The quidditch team hopes to build and establish a stronge team for its upcoming season, as it hopes for a boost in number, and talent, thanks to a large incoming freshmen class.
Inspired by the fictional sport in the Harry Potter book series, quidditch is a co-ed full contact sport where two teams of seven try to win the game by getting the most points by scoring goals with specific balls all while riding on broomsticks (made of PVC pipe) like the characters in the series.
“I think this is kind of a rebuilding season because of the upcoming freshmen,” Griffin Parr, one of the team’s chasers, said.
There are four positions on the team: three chasers, who are responsible for passing the quaffle, which is a volleyball used for scoring goals; two beaters, who throw and block bludgers, which are three dodgeballs per team that can tag players out; one keeper, who is a goalie; and the seeker, who tries to grab the golden snitch, a tennis ball in a yellow sock on the snitch catcher. The snitch catcher is a neutral player who runs around trying to avoid getting the golden snitch taken from them.
“Quidditch is like a mix of rugby, lacrosse and dodgeball,” Parr said.
According to Parr, the team has three main goals for the year. The first is to have a complete roster of 21 players, so that they can compete with a variety of teams from places like Texas, Florida and South Carolina in a tournament called the Wolf Pack Classic on Nov. 4.
The team also aims for the large incoming freshman class to be a recruitment advantage, hoping to grab anyone who might have had an athletic background in high school that’s looking for an outlet in college.
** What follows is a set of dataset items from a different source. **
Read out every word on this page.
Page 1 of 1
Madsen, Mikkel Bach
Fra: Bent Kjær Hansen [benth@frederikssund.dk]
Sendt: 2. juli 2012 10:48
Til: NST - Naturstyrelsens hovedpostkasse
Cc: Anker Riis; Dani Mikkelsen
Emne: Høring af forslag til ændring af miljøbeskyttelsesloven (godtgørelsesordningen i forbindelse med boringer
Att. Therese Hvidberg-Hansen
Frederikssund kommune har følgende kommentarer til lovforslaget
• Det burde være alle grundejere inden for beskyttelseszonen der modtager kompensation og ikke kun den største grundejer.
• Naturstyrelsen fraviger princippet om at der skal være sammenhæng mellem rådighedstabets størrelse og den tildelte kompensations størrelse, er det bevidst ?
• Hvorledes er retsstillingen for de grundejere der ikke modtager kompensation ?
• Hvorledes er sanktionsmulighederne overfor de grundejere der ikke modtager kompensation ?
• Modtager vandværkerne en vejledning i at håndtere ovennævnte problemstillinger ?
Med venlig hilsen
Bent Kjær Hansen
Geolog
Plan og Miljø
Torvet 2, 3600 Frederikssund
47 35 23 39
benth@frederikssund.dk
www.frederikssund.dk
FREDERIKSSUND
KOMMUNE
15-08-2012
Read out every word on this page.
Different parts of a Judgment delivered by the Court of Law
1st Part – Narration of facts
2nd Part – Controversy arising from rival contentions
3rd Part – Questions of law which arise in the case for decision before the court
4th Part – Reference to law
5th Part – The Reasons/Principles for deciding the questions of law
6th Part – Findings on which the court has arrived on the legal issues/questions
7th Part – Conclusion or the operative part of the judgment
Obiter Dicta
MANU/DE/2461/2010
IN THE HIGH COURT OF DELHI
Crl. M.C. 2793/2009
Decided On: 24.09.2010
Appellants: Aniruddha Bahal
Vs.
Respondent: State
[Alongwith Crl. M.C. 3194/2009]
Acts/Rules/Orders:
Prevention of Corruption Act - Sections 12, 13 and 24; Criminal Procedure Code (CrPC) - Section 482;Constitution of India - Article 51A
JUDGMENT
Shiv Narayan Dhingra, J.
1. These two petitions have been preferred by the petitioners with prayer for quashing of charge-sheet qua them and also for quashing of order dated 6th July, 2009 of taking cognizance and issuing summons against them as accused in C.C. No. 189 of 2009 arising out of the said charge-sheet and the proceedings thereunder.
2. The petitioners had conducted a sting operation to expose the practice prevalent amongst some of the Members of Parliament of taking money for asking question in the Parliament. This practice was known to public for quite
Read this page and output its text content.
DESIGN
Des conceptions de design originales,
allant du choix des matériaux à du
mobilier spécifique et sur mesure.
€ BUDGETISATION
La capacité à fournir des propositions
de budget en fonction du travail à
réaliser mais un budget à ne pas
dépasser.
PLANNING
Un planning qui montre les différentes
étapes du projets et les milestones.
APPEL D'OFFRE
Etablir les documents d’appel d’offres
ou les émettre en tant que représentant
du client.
Finally, the team hopes to create a welcoming environment for all of its players. The team captain and one of its beaters, Alex Pucciarelli, said because quidditch is co-ed, it allows for more diversity.
“If you’re on the fence, just come to our practices,” Pucciarelli said.
The quidditch team meets for practice every Monday and Wednesday on the Residential Quad from 4 p.m.-6 p.m. and on Sundays at 2 p.m.
“It might turn people away at first, but it really is welcoming if you just want to try out a sport,” Parr said.